From the start, I can’t tell if it’s like he’s on his 10th recording to get it right or he just woke up and is giving a vlog of quarantine each morning. That's the reality of isolation. We all seem to lose the time and the days and weeks all merge closer together. Day 45 in quarantine feels the same as Day 17 and Day 89. And while we try to make the next day feel so much different, it’s really much of the same. By going back to a place of collective joy and love, I find it easy to understand why a young romance has a glorified treasure in our hearts. I want them to be together so much, but there’s that small distance between that feels so infinite. So close, yet so far. The time we spend together has always been valuable and now we realise this so much more because it’s limited. Is it sad to think that we had that time before and with our lives we didn’t do more with our relationships and enjoy the time with others? We pine for it now, but we had it before. Maybe that is just what happens when you’ve been spoiled all the time in the world. ‘Know what you have before it’s gone.’ It’s a refreshing thought I’m trying to eat at here rather than a sad one. Don’t waste a second a flip to how you’ll make a positive out of it.

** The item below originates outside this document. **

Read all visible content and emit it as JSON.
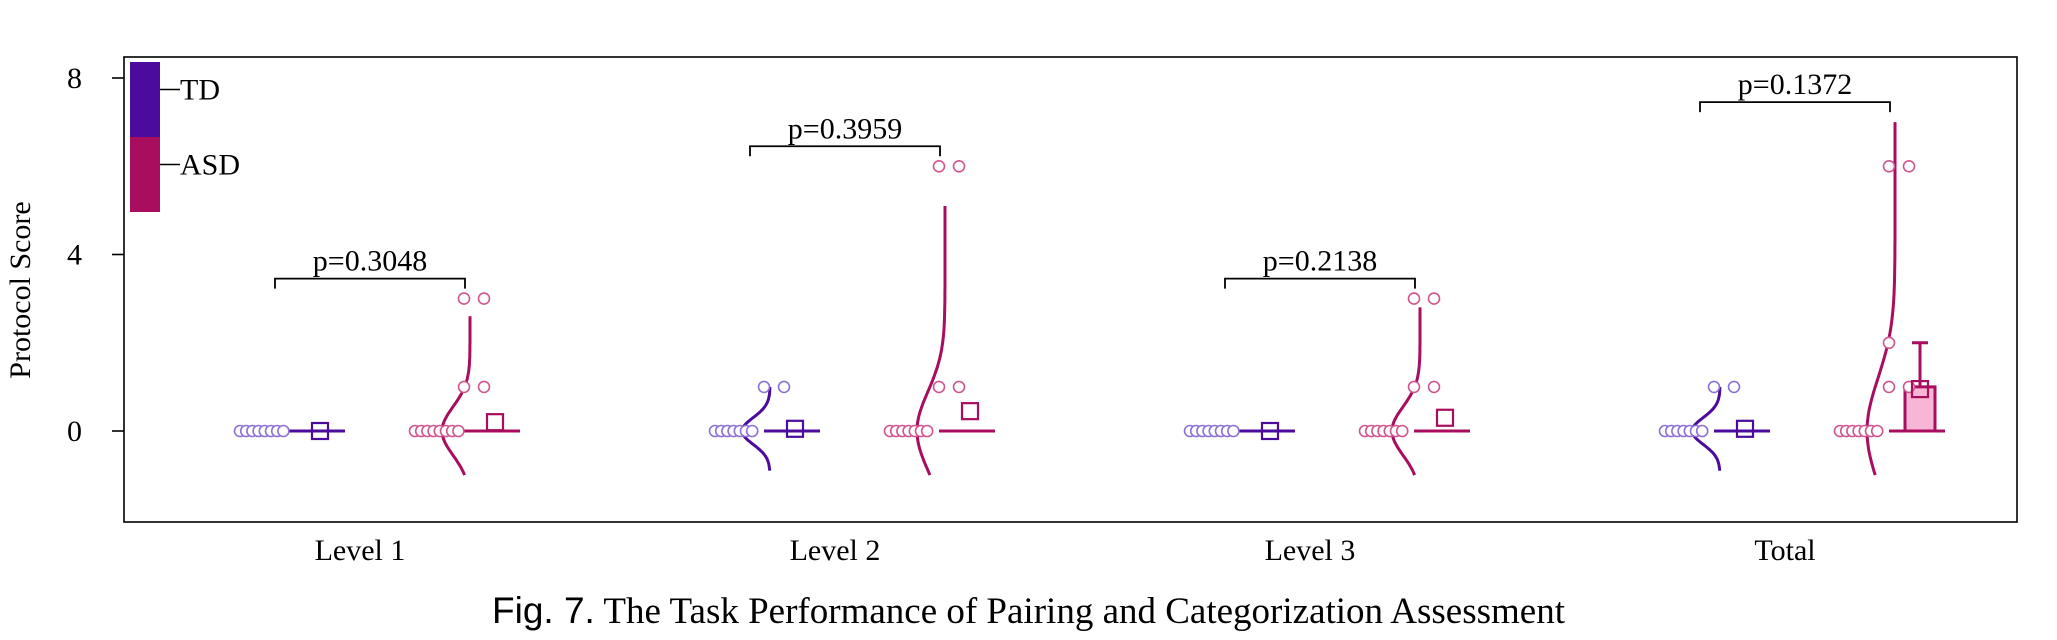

While I don’t know what quarantine day number it is, this is what I play as I get out of bed. I would get a giant projector and play it for the world. Anyway, I have a particular urge to be the main character in the film and find my Grace. It’s sweet to dream. And I feel as if I could replicate Jake’s artistic style. His eyes, strands of emotions dotted all over, are made on Broadway. He is a class act, and the quality doesn’t fall across here. It’s a lovely detailed style. The connection to Grace holds a tinge of sadness and feels like a painful memory. Jake’s natural charm and charisma keeps us listening and the young childish feelings make it personal for all of us.
The touching tone. Please make another Jake. And I’m still waiting for my invite.